For those who prefer a good old fashioned job, there are abundant jobs in old economy companies which are struggling to find every kind of talent—accountants, manufacturing and service engineers, sales reps. Technology is enabling the emergence of a new sharing ‘sharing services’ such as Uber or Ola that enable lucrative self-employment; it is not uncommon to find cab drivers who make Rs 30,000-40,000 a month.

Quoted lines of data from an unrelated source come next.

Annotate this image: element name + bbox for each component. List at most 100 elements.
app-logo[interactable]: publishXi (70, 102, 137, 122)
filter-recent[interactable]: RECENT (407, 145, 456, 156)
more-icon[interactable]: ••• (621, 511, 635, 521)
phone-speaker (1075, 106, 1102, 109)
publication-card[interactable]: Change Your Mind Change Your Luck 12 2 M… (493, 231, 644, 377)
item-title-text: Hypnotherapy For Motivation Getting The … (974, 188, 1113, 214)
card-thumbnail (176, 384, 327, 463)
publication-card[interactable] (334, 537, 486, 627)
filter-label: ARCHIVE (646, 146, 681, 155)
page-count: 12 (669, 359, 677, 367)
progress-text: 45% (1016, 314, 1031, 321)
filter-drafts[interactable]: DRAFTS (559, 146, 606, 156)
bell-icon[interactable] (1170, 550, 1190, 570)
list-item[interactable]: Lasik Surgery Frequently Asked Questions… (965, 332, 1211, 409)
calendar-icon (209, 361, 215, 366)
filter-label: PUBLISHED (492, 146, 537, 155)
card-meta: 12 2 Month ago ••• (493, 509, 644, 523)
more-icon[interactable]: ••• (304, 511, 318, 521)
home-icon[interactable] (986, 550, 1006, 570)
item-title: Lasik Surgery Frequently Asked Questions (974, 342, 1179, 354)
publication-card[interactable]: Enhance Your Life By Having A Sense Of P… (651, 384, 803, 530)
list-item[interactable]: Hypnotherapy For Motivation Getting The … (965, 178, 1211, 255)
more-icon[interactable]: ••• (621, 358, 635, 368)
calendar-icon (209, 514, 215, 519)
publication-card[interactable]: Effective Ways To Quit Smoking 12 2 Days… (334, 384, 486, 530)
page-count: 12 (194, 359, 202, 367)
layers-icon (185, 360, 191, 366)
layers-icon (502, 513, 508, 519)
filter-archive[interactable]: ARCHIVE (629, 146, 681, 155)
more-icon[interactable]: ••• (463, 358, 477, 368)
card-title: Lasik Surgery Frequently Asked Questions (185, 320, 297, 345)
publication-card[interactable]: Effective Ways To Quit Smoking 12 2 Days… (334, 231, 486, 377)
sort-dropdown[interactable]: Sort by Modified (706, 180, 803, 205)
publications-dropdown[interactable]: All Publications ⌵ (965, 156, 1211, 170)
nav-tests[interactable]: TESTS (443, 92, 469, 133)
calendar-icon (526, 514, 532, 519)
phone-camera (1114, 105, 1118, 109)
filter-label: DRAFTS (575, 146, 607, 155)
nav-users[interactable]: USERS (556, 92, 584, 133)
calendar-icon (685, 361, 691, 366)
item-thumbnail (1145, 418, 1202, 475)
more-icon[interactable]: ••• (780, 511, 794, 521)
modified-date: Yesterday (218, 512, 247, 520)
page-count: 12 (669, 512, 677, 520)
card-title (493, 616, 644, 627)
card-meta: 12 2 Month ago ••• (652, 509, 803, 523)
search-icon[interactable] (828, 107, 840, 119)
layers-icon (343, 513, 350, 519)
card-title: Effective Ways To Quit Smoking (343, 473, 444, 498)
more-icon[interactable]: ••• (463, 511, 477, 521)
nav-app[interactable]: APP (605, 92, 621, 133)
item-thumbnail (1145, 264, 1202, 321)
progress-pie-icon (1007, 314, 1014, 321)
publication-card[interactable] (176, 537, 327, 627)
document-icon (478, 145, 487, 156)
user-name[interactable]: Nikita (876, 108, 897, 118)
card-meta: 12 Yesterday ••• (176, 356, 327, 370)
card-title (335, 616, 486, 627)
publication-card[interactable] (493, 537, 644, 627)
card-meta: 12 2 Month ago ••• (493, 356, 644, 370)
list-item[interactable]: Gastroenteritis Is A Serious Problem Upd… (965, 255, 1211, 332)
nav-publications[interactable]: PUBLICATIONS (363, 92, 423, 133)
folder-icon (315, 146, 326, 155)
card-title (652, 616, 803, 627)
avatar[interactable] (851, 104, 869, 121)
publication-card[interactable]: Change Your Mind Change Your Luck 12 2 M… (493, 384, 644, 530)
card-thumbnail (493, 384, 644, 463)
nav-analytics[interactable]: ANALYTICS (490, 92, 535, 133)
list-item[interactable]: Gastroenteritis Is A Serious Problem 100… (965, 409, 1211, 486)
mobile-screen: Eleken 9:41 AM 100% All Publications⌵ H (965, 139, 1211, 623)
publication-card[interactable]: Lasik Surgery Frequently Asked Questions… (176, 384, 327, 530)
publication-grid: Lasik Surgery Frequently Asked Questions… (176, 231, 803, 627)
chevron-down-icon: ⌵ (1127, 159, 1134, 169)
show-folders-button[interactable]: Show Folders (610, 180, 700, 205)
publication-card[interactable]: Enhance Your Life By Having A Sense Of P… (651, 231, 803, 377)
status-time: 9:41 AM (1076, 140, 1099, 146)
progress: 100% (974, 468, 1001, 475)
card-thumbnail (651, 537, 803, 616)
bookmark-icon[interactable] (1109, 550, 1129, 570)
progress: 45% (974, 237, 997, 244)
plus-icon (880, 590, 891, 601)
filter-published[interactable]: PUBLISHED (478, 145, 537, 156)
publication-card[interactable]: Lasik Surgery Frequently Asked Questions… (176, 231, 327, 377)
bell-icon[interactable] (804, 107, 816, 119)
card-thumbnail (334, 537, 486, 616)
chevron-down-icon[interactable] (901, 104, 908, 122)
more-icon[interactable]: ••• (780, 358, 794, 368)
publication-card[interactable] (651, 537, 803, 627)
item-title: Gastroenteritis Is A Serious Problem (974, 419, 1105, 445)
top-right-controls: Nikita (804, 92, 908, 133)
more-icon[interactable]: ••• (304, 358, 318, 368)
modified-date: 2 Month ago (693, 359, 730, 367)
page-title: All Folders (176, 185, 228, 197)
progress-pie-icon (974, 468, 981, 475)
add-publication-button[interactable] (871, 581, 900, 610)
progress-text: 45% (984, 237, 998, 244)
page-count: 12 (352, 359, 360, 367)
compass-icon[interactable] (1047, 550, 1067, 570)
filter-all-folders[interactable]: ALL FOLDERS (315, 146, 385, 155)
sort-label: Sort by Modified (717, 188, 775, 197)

My main point should be clear. While India may have a big challenge overall in creating enough jobs for its youthful population, at the individual level there is no shortage of opportunities. The most important thing is a positive attitude. The IT boom was a tide that lifted all boats—even the most mediocre ones. However, this has bred an entitlement mentality and a lot of mediocrity. To prosper in the new world, two things will really matter. The first is the right attitude. This means a hunger to succeed. Being proactive in seeking opportunities, not waiting either till you are fired or for something to drop into your lap. A willingness to take risk and the tenacity to work hard and make something a success. Humility. Frugality. The second is the ability to try and learn new things. The rate of change in our world is astonishing; whatever skills we have will largely be irrelevant in a decade. People are also living much longer. So the ability to learn new things, develop new competencies and periodically reinvent ourselves is a crucial one. Sadly, too many of us have no curiosity and no interest and no interest in reading and learning. The future will not be kind to such people.

“The snake which cannot cast its skin has to die.” –Friedrich Nietzsche.